24. In light of above factual aspect that there were specific averments in regard to responsibility of both accused in the firm, therefore there were sufficient material for purpose of making out an opinion that there were sufficient grounds to proceed against applicants at the stage and order was passed under Section 204 Cr.P.C.

25. The requirement as mentioned in S.M.S. Pharmaceuticals (supra) are prima-facie satisfied that since cheque was issued by the company, through its authorized signatory, therefore, prima-facie, firm has committed an offence as a primary accused and both applicant nos.2 and 3 became vicarious liable, therefore, as held in Dilip Hariramani (supra) prima-facie case is made out against both applicants.

26. S.P. Mani (supra) would also be relevant to mention at this stage that there is no legal acquirement to show that the accused partner was aware about each and every transaction as well as in order to quash the proceedings, the accused has to pursue the High Court by furnishing some sterling and uncontroverted material however, there was no such material before this Court to accept defence version of applicants during challenge to the summoning order.

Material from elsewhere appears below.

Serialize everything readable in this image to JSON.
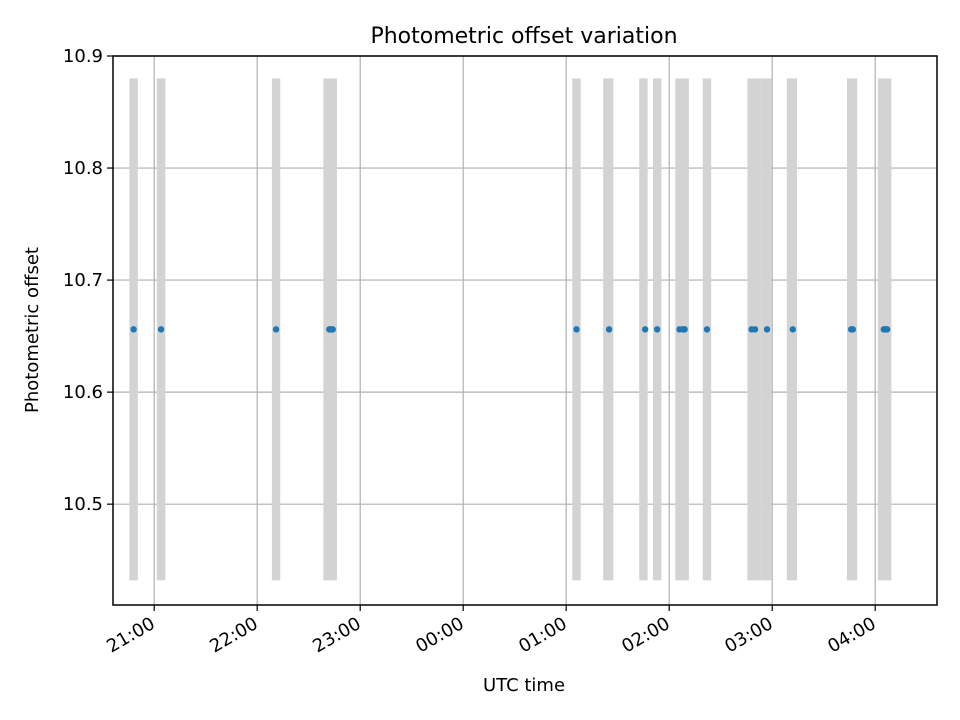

27. At this stage, it would be also apposite to mention paragraph nos. 16 to 19 of Rathish Babu Unnikrishnan Vs. State (Govt. of NCT of Delhi) and Another, 2022 SCC OnLine SC 513, that :

"16. The proposition of law as set out above makes it abundantly clear that the Court should be slow to grant the relief of quashing a complaint at a pre-trial stage, when the factual controversy is in the realm of possibility particularly because of the legal presumption, as in this matter. What is also of note is that the factual defence without having to adduce any evidence need to be of an unimpeachable quality, so as to altogether disprove the allegations made in the complaint.
17. The consequences of scuttling the criminal process at a pre-trial stage can be grave and irreparable. Quashing proceedings at preliminary stages will result in finality without the parties having had an opportunity to adduce evidence and the consequence then is that the proper forum i.e., the trial Court is ousted from weighing the material evidence. If this is allowed, the accused may be given an un-merited advantage in the criminal process. Also because of the legal presumption, when the cheque and the signature are not disputed by the appellant, the balance of convenience at this stage is in favour of the complainant/prosecution, as the accused will have due opportunity to adduce defence evidence during the trial, to rebut the presumption.
18. Situated thus, to non-suit the complainant, at the stage of the summoning order, when the factual controversy is yet to be canvassed and considered by the trial court will not in our opinion be judicious. Based upon a prima facie impression, an element of criminality cannot entirely be ruled out here subject to the determination by the trial Court. Therefore, when the proceedings are at a nascent stage, scuttling of the criminal process is not merited.
19. In our assessment, the impugned judgment is rendered by applying the correct legal principles and the High Court rightly declined relief to the accused, in the quashing proceeding. Having said this, to rebut the legal presumption against him, the appellant must also get a fair opportunity to adduce his evidence in an open trial by an impartial judge who can dispassionately weigh the material to reach the truth of the matter. At this point, one might benefit by recalling the words of Harry Brown, the American author and investment advisor who so aptly said - "A fair trial is one in which the rules of evidence are honored, the accused has competent counsel, and the judge enforce the proper court room procedure - a trial in which every assumption can be challenged." We expect no less and no more for the appellant."

28. In view of the above discussion, no circumstances exist which warrants interference by exercising inherent jurisdiction to quash proceedings at the stage of summoning initiated against the accused persons as well as to interfere with impugned order passed in the revision petition.

29. In view of the above, the petition is dismissed and the trial court is directed to conclude the trial expeditiously considering directions passed by Supreme Court in Re-:Expeditious trial of cases under Section 138 N.I. Act, 1881, reported in 2021 SCC Online SC 325.